Birleşik Arap Emirlikleri (BAE) Dışişleri Bakanı Abdullah bin Zayed, salı günü Twitter hesabından, “1916 yılında Türk Fahri Paşa’nın Medinetü’l Münevvere halkının hakkına girdiğini ve onların mallarını çaldığını, onları kaçırdığını, Şam’dan İstanbul’a ‘Seferberlik’ ilan ederek, Medine’deki el yazması eserleri çaldığını biliyor muydunuz?” paylaşımını yaptı. Türk tarihine “Medine Müdafaası Kahramanı”, “Çöl Kaplanı” sıfatlarıyla geçen Osmanlı paşası Fahreddin Türkkan’ın hırsızlıkla suçlanması, Türkiye tarafından sert tepkiyle karşılandı.
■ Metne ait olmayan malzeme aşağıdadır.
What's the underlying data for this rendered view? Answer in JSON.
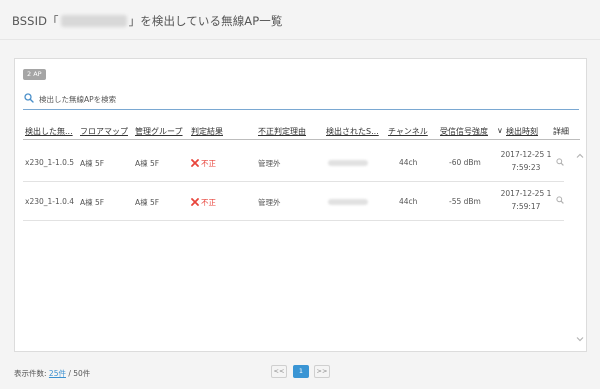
{
  "header": {
    "title_prefix": "BSSID「",
    "title_suffix": "」を検出している無線AP一覧"
  },
  "panel": {
    "count_badge": "2 AP",
    "search_placeholder": "検出した無線APを検索"
  },
  "table": {
    "columns": [
      "検出した無...",
      "フロアマップ",
      "管理グループ",
      "判定結果",
      "不正判定理由",
      "検出されたS...",
      "チャンネル",
      "受信信号強度",
      "検出時刻",
      "詳細"
    ],
    "sort_indicator": "∨",
    "rows": [
      {
        "ap_name": "x230_1-1.0.5",
        "floor_map": "A棟 5F",
        "group": "A棟 5F",
        "result": "不正",
        "reason": "管理外",
        "channel": "44ch",
        "rssi": "-60 dBm",
        "date": "2017-12-25 1",
        "time": "7:59:23"
      },
      {
        "ap_name": "x230_1-1.0.4",
        "floor_map": "A棟 5F",
        "group": "A棟 5F",
        "result": "不正",
        "reason": "管理外",
        "channel": "44ch",
        "rssi": "-55 dBm",
        "date": "2017-12-25 1",
        "time": "7:59:17"
      }
    ]
  },
  "footer": {
    "label": "表示件数: ",
    "per_page": "25件",
    "separator": " / ",
    "total": "50件"
  },
  "pager": {
    "prev": "<<",
    "current": "1",
    "next": ">>"
  },
  "colors": {
    "accent": "#3a95d4",
    "danger": "#e8453c",
    "search_underline": "#7aa8d2"
  }
}
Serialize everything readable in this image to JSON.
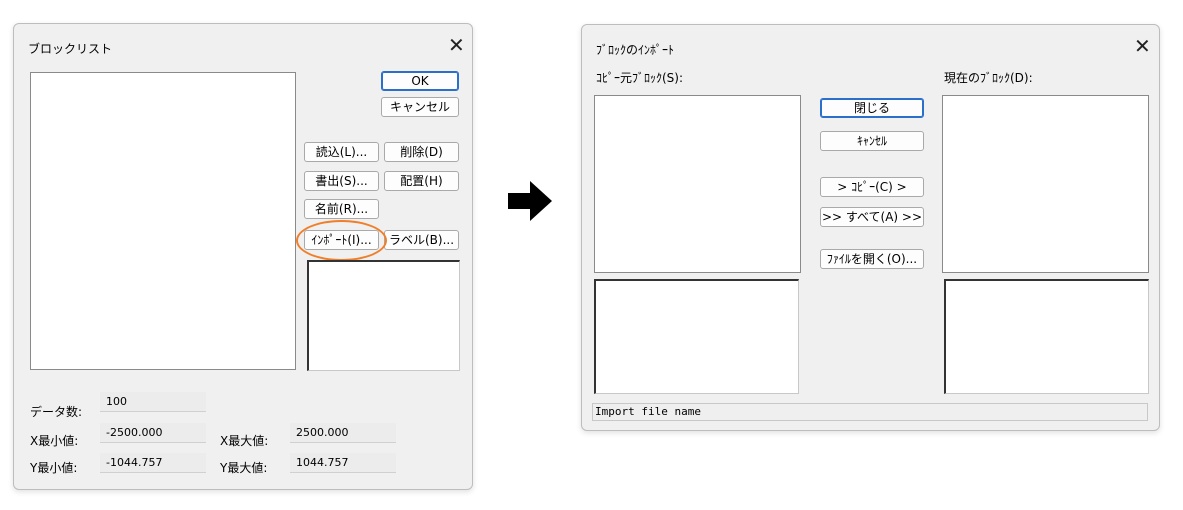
{
  "block_list": {
    "title": "ブロックリスト",
    "ok_label": "OK",
    "cancel_label": "キャンセル",
    "load_label": "読込(L)...",
    "delete_label": "削除(D)",
    "write_label": "書出(S)...",
    "place_label": "配置(H)",
    "name_label": "名前(R)...",
    "import_label": "ｲﾝﾎﾟｰﾄ(I)...",
    "label_label": "ラベル(B)...",
    "data_count_label": "データ数:",
    "data_count_value": "100",
    "x_min_label": "X最小値:",
    "x_min_value": "-2500.000",
    "x_max_label": "X最大値:",
    "x_max_value": "2500.000",
    "y_min_label": "Y最小値:",
    "y_min_value": "-1044.757",
    "y_max_label": "Y最大値:",
    "y_max_value": "1044.757"
  },
  "block_import": {
    "title": "ﾌﾞﾛｯｸのｲﾝﾎﾟｰﾄ",
    "source_label": "ｺﾋﾟｰ元ﾌﾞﾛｯｸ(S):",
    "current_label": "現在のﾌﾞﾛｯｸ(D):",
    "close_label": "閉じる",
    "cancel_label": "ｷｬﾝｾﾙ",
    "copy_label": "> ｺﾋﾟｰ(C) >",
    "all_label": ">> すべて(A) >>",
    "open_file_label": "ﾌｧｲﾙを開く(O)...",
    "status_text": "Import file name"
  },
  "icons": {
    "close": "close-icon",
    "arrow": "arrow-right-icon"
  },
  "colors": {
    "highlight": "#f07f2a",
    "default_button_border": "#2a6fc9"
  }
}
İngilizlerin yağmalamasına izin verilmeyen tarihi eserler, o günün zor şartları altında Hicaz Demiryolu ile İstanbul’a getirildi. Yaklaşık 100 yıldır korunan 745 kalem eser, Topkapı Sarayı Kutsal Emanetler Dairesi’nde ve hazine bölümünde sergileniyor.
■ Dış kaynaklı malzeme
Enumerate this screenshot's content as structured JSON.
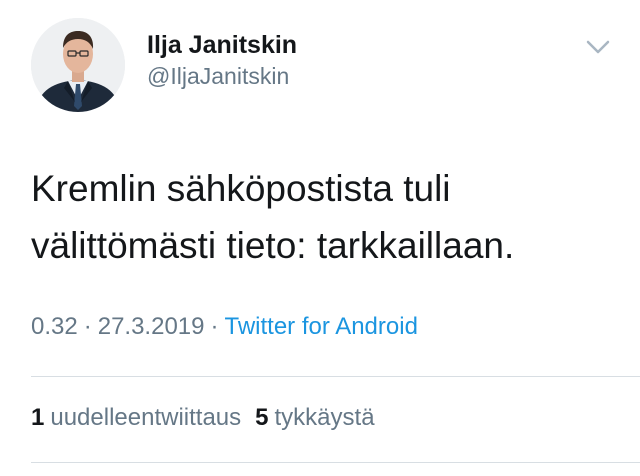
{
  "author": {
    "name": "Ilja Janitskin",
    "handle": "@IljaJanitskin",
    "avatar_icon": "profile-photo"
  },
  "menu_icon": "chevron-down-icon",
  "tweet": {
    "line1": "Kremlin sähköpostista tuli",
    "line2": "välittömästi tieto: tarkkaillaan."
  },
  "meta": {
    "time": "0.32",
    "date": "27.3.2019",
    "separator": "·",
    "source": "Twitter for Android"
  },
  "stats": {
    "retweets_count": "1",
    "retweets_label": "uudelleentwiittaus",
    "likes_count": "5",
    "likes_label": "tykkäystä"
  },
  "colors": {
    "text": "#14171a",
    "secondary": "#657786",
    "link": "#1b95e0",
    "divider": "#d8dee3"
  }
}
‘İTİBARSIZLAŞTIRMAYA ÇALIŞTILAR’
Habertürk’ten İrem Koca'nın haberine göre Fahreddin Paşa’nın torunu Zeki Türkkan, “Ben bu mesajı ciddiye almadım. İnsan kendini bildikten sonra karşı tarafın söylediği asılsız sözlere kulak asmıyor. Türkiye’nin Ortadoğu politikasında aktif olması Arap çevrelerini rahatsız etmiş gibi görünüyor. Fahreddin Paşa üzerinden Cumhurbaşkanı’nı itibarsızlaştırmaya çalıştılar. Kendi toplumlarına yönelik bir açıklama olduğunu düşünüyorum. Bütün Arap kamuoyunu etkilediğine inanmıyorum” dedi. Zeki Türkkan, dedesi Fahreddin Paşa’yla ilgili şu anekdotları anlattı:
“Daha 5-6 yaşındayken 93 Harbi çıkıyor. Rusçuk’tan tehcirle, muhacir olarak İstanbul’a geliyorlar. Zaten bir travma yaşıyorlar orada. Savaş görmüş bir çocuk. Rusçuk’tan çıkarlarken asker şehri bombalıyor, bu halde şehri terk ederken asker olacağına yemin ediyor. Sonra Halep’e gönderiliyorlar. Kendisi İstanbul’a Harbiye’ye okumaya geliyor. Beyoğlu’nda fotoğrafçılık öğreniyor. İlk makinesini alıyor. En uzun görev süresi Erzincan’da. 12-13 yıl orada kalıyor. Rus sınırına, Batum’a kadar gidiyor. Rus sınırının belirlenmesinde imzası olan biri. Önce Balkan, sonra Trablusgarp Harbi’nde savaşıyor. Medine’ye gittiğinde ‘Ne gerek vardı, çekilseydi’ diyorlar ama Fahreddin Paşa ‘Peygamber’in mezarı bize emanet edilmiştir’ diyerek mücadeleye devam ediyor. İngilizler, ‘Padişah bizim etkimiz altındadır’ diyerek caydırmaya çalışıyor. Çöl Kaplanı ismini de kendisine İngiliz ajanı Lawrence takıyor. ‘Medine düşerse tüm İslam toplumunun direnci kırılır’ diye düşünüyor. Malta’ya sürülüyor. Bir süre sonra anlaşmaya varıldığında ancak Rusya üzerinden Türkiye’ye dönebiliyor.”